使用Ascend PyTorch Profiler接口采集PyTorch性能数据过程中,打印“Incorrect schedule”提示信息,如下图所示:
profiler.py: Incorrect schedule: Stop profiler while current state is WARMUP which will result in enpty parsed data.
profiler.py: Incorrect schedule: Stop profiler while current state is RECORD which may result in incomplete parsed data.
profiler.py: Stop profiler while current state is RECORD_AND_SAVE, perhaps the scheduling sycle has not yet completed.

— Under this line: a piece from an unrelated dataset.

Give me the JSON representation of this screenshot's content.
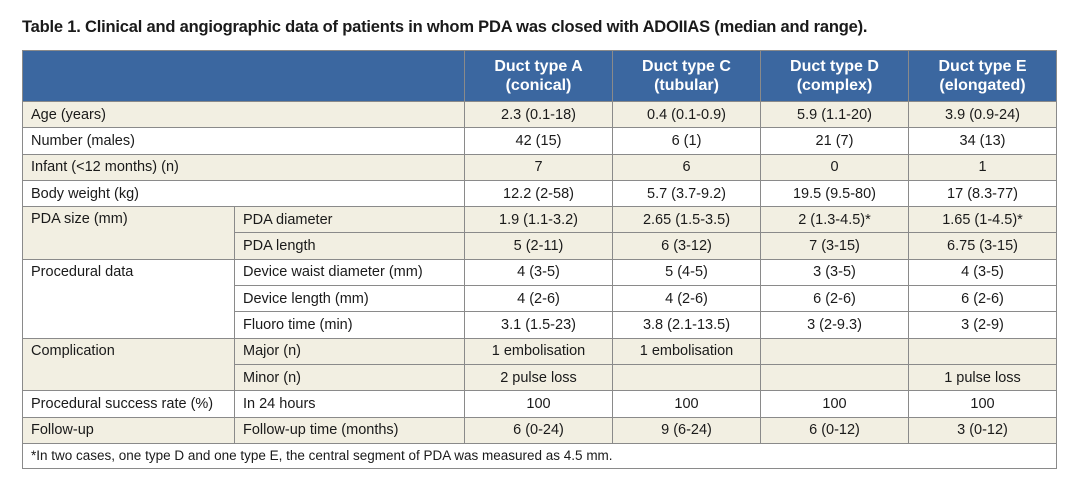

设置的schedule参数不合理,导致Profiler尚未完成设置的schedule周期就提前退出。如下面的案例所示:
实际模型训练step为1,但是设置schedule中skip_first=1, active=2,此时Profiler在刚好处于RECORD状态(准备好采集),但是训练进程已经退出,所以导致性能数据缺失或者为空的情况
设置schedule参数repeat为默认值0,可能导致采集的最后一个step数据不完整,日志会提示profiler.py: Stop profiler while current state is RECORD_AND_SAVE, perhaps the scheduling sycle has not yet completed.和profiler.py: Incorrect schedule: Stop profiler while current state is RECORD which may result in incomplete parsed data.。此时不建议最后一个step数据作为性能数据分析参考。
检查设置的schedule是否正确(建议通过此公式判断:step总数 >= skip_first+(wait+warmup+active)*repeat),确保Profiler完成schedule后还有足够的step用于性能数据采集。